Madame, au contraire, a-t-elle mal reposé" jusqu'à " Oh! Ce sont de pauvres gens pour nous").

Etude thématique d'un PORTRAIT...

Ingrédients pour une introduction :

L'auteur : quelques mots sur sa vie et son oeuvre.

Situation du passage : deuxième volet d'un dyptique consacré au réveil d'Euphrosine.

1er volet : réveil enjoué et glorieux.

2è volet (ici) : les effets déplaisants d'une mauvaise nuit.

Enjeu d'ordre moral ( moeurs sociales ) : condamner à la fois la coquetterie et le protocole mondain.

Enjeu littéraire ( stylistique ) : Marivaux transpose au théâtre une écriture satirique héritée de La Bruyère ( fin 17è siècle, Les Caractères ).

1) UNE "TIRADE DIALOGUEE" :

En conversation avec Trivelin, Cléanthis reformule en les déformant les propos d'Euphrosine.
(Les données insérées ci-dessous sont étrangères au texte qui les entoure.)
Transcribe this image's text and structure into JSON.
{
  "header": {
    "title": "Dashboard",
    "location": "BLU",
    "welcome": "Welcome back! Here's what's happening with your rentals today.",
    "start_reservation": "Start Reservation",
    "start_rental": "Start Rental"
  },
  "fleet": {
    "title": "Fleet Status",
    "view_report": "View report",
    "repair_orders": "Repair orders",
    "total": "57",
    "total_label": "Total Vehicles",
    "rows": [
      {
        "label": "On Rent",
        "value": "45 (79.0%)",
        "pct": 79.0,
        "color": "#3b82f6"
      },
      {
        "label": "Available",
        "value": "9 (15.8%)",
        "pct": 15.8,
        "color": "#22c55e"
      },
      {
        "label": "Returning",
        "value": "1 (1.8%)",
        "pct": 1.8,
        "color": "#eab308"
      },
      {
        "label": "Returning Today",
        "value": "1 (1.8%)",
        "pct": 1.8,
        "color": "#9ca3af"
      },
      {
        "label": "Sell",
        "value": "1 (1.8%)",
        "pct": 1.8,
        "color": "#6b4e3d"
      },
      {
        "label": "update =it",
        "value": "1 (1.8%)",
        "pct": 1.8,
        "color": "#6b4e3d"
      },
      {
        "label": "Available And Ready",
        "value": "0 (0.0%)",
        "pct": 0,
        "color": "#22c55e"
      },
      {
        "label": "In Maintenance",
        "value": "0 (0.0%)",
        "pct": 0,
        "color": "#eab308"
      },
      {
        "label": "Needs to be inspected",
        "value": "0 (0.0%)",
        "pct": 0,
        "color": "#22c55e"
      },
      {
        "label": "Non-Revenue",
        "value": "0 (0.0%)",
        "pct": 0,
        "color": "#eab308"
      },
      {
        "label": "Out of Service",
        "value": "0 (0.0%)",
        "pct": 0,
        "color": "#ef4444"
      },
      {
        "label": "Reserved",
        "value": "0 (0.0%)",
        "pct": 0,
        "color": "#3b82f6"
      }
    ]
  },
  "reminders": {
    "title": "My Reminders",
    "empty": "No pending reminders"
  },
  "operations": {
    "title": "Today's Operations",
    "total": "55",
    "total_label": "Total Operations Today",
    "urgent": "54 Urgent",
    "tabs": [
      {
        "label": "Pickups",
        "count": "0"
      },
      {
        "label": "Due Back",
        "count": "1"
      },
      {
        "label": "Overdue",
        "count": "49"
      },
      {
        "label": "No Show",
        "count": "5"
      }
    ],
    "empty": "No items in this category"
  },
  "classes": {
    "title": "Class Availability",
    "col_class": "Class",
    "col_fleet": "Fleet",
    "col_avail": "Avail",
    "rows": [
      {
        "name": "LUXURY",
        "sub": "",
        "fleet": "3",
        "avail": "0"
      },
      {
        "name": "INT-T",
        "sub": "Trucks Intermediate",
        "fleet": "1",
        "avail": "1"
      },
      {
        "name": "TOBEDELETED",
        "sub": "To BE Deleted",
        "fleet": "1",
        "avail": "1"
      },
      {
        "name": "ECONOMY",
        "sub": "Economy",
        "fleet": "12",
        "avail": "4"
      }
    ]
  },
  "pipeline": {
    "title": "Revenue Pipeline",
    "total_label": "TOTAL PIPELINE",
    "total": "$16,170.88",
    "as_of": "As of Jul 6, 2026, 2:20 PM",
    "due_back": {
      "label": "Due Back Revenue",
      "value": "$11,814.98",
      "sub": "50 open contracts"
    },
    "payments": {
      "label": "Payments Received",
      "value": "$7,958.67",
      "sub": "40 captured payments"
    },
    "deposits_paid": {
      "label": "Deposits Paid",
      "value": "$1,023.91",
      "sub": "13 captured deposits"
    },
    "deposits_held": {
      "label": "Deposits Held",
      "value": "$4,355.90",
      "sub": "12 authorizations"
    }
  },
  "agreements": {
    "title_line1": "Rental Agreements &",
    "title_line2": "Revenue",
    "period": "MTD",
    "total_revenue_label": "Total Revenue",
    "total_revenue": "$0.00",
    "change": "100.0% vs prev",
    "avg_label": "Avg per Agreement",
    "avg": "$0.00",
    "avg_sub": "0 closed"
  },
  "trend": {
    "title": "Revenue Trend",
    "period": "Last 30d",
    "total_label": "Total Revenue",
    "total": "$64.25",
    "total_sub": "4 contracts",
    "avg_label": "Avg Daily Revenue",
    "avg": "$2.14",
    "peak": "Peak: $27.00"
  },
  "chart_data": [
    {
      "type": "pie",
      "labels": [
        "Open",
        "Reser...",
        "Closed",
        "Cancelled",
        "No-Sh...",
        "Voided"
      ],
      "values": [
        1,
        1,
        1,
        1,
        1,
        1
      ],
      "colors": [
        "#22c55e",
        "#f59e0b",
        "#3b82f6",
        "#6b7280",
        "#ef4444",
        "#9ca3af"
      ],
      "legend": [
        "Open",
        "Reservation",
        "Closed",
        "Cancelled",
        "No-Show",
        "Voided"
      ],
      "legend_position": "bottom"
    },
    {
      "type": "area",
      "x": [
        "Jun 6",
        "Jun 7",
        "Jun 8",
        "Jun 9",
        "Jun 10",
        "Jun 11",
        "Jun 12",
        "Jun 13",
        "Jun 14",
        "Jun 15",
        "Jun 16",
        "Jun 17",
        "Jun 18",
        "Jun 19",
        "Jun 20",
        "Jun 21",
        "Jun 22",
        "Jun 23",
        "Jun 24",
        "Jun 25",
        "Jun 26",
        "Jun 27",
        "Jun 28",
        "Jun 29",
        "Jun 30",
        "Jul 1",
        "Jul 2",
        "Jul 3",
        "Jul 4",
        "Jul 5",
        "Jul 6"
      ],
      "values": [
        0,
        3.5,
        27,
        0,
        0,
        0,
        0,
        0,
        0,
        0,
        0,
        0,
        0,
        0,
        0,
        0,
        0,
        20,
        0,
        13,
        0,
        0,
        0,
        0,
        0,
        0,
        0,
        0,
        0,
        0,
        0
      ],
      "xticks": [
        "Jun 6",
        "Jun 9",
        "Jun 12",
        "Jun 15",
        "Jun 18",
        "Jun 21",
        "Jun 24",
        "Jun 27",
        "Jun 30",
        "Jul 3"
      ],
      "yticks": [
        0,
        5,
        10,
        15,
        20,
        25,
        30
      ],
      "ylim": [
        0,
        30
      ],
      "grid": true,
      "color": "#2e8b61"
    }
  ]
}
Elle joue le personnage de sa maîtresse, à savoir celui d'une coquette qui, à son réveil, commente avec force soupirs les conséquences désagréables ( pour son visage ) d'une nuit sans sommeil. Ensuite, Euphrosine ( toujours imitée par Cléanthis ) s'applique, dans le cadre d'une conversation mondaine codifiée, à dissimuler à "ses bonnes amies" les traces de cette mauvaise nuit.

Comment se présente l'énoncé de cette "tirade" ? Mélange de discours et de récit.

Discours direct : qui reproduit les paroles de Cléanthis ( "Ah! Qu'on m'apporte un miroir " ) et fragments de récit introduits par les adverbes "cependant" qui rythment l'intervention de Cléanthis. Dans les petits passages narratifs, l'esclave résume les principales circonstances ( "on se mire, on éprouve" ) puis fait revivre la scène au présent de narration, un peu sur le mode d'une voix "off" qui commenterait le spectacle donné par une coquette : "Cependant il vient compagnie, on entre."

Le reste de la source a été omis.